Thanks, bfunk, for the intriguing additions.

In browsing some of the links and thinging about things further, I must admit I have some misgivings.

For professionals who know nothing about barrios or squatter communities, these efforts are revelatory. But there's always an intermediary: the professional who is representing the barrio to the outside world. 'Caracas case,' for instance, offers many professional takes on the barrios of Venezuela's capital: planners, architects, photographers, sociologists are all involved.

I'm more interested in immediacy, in the people who live in the barrios choosing how they want to be represented (or, indeed, whether they want to be represented) or representing themselves. These kinds of efforts are more empowering and effective when the intention is bottom-up rather than top down.

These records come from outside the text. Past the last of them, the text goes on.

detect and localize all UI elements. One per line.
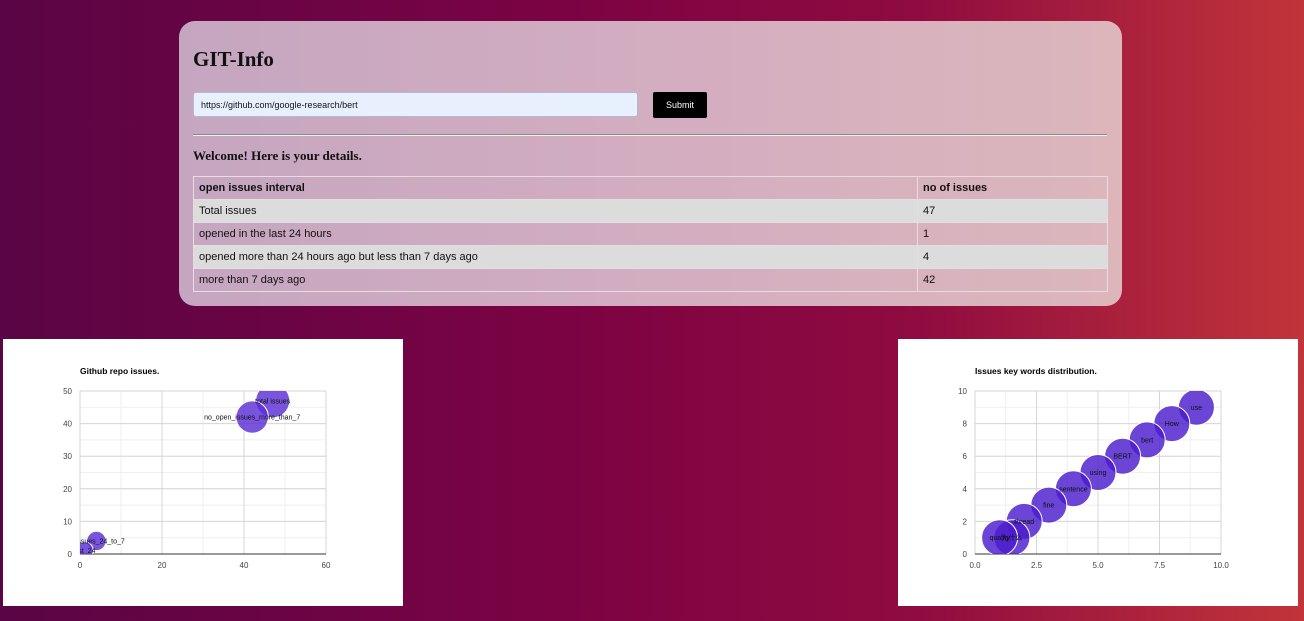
bubble-label: n_issues_24_to_7 bbox=[68, 538, 125, 545]
keywords-chart: Issues key words distribution. 0 2 4 6 8 10 0.0… bbox=[898, 339, 1298, 606]
bubble-label: thread bbox=[1014, 519, 1034, 526]
x-tick-label: 40 bbox=[240, 561, 249, 570]
x-tick-label: 20 bbox=[158, 561, 167, 570]
x-tick-label: 7.5 bbox=[1154, 561, 1166, 570]
y-tick-label: 8 bbox=[963, 420, 968, 429]
table-cell-interval: Total issues bbox=[193, 199, 918, 223]
bubble-label: no_open_issues_more_than_7 bbox=[204, 415, 300, 422]
column-header-count: no of issues bbox=[917, 176, 1108, 200]
issues-table: open issues interval no of issues Total … bbox=[193, 176, 1108, 292]
table-row: more than 7 days ago 42 bbox=[193, 268, 1108, 292]
x-tick-label: 0.0 bbox=[969, 561, 981, 570]
y-tick-label: 2 bbox=[963, 517, 968, 526]
bubble-label: use bbox=[1191, 405, 1202, 412]
y-tick-label: 30 bbox=[63, 452, 72, 461]
bubble-label: How bbox=[1165, 421, 1180, 428]
bubble-label: bert bbox=[1141, 437, 1153, 444]
bubbles bbox=[80, 391, 291, 554]
repo-issues-chart-svg: Github repo issues. 0 10 20 30 40 50 0 20 40 60 tot… bbox=[63, 366, 331, 570]
x-tick-label: 0 bbox=[78, 561, 83, 570]
repo-issues-chart: Github repo issues. 0 10 20 30 40 50 0 20 40 60 tot… bbox=[3, 339, 403, 606]
table-header-row: open issues interval no of issues bbox=[193, 176, 1108, 200]
x-tick-label: 60 bbox=[322, 561, 331, 570]
y-tick-label: 4 bbox=[963, 485, 968, 494]
y-tick-label: 50 bbox=[63, 387, 72, 396]
bubble-label: using bbox=[1090, 470, 1107, 477]
bubble-label: quality bbox=[989, 535, 1010, 542]
table-cell-interval: more than 7 days ago bbox=[193, 268, 918, 292]
table-row: opened more than 24 hours ago but less t… bbox=[193, 245, 1108, 269]
x-tick-label: 2.5 bbox=[1031, 561, 1043, 570]
chart-title: Issues key words distribution. bbox=[975, 366, 1097, 376]
y-tick-label: 0 bbox=[963, 550, 968, 559]
y-tick-label: 6 bbox=[963, 452, 968, 461]
table-cell-interval: opened more than 24 hours ago but less t… bbox=[193, 245, 918, 269]
bubble-label: fine bbox=[1043, 503, 1054, 510]
table-cell-count: 4 bbox=[917, 245, 1108, 269]
x-tick-label: 5.0 bbox=[1092, 561, 1104, 570]
table-row: Total issues 47 bbox=[193, 199, 1108, 223]
y-tick-label: 20 bbox=[63, 485, 72, 494]
x-tick-label: 10.0 bbox=[1213, 561, 1229, 570]
table-cell-interval: opened in the last 24 hours bbox=[193, 222, 918, 246]
chart-title: Github repo issues. bbox=[80, 366, 159, 376]
repo-url-input[interactable] bbox=[193, 92, 638, 117]
column-header-interval: open issues interval bbox=[193, 176, 918, 200]
bubble-label: sentence bbox=[1059, 486, 1088, 493]
keywords-chart-svg: Issues key words distribution. 0 2 4 6 8 10 0.0… bbox=[958, 366, 1229, 570]
y-tick-label: 10 bbox=[63, 517, 72, 526]
table-cell-count: 47 bbox=[917, 199, 1108, 223]
bubble-label: total issues bbox=[255, 398, 291, 405]
y-tick-label: 40 bbox=[63, 420, 72, 429]
table-cell-count: 42 bbox=[917, 268, 1108, 292]
submit-button[interactable]: Submit bbox=[653, 92, 707, 118]
y-tick-label: 0 bbox=[68, 550, 73, 559]
divider bbox=[193, 134, 1107, 136]
page-title: GIT-Info bbox=[193, 47, 274, 71]
welcome-message: Welcome! Here is your details. bbox=[193, 148, 362, 163]
git-info-card: GIT-Info Submit Welcome! Here is your de… bbox=[179, 21, 1122, 306]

The question is how to empower and amplify voices from below.

Bryan Finoki said...

yes, i agree, i too am always skeptical of professionals who think their involvement by right of their profession is crucial or somehow more important than the efforts made by the communities themselves. arrogance and professional elitism generally tries to dictate solutions for the poor rather than assist them, is suppose. and more often, the top-down approach lacks a fundamental understanding of the identity, culture, and power of the squatter communities themselves, whom often have the solutions, just lesser means for realizing them. nevertheless, i do feel it is important that professionals (like architects, planners, etc) take more than an interest in these communities and do something to try and help by utilizing their skills. if architects take an interest that experience will also translate from the bottom up into other spheres and perhaps influence change on other levels where change in perception is needed. but, how and what approach exactly should be taken? what role does the architect have in engaging this type of problem? the relationship between architects and these communities is something i would like to see develop over the years for numerous reasons. architect as activist less architect as master planner. but in what capacity? regardless, i believe that role must further enable the squatters to define their own identity, as you say, help express their own self-representation.

rn said...

Absolutely, b. And I am keenly aware that I am not immune from the problem either. After all, I am representing squatters in my work, too.

There's nothing wrong with professionals being involved in these communities as long as the communities call the shots. That's why I liked the group in Pune, India I blogged about (and you provided a link to) in the prior post. An architect was willing to accept that some people were more interested in getting water piped to their homes than in getting new homes. Others thought garbage collection and sewer pipes were more important than renovated houses. These choices need to be up to the communities themselves.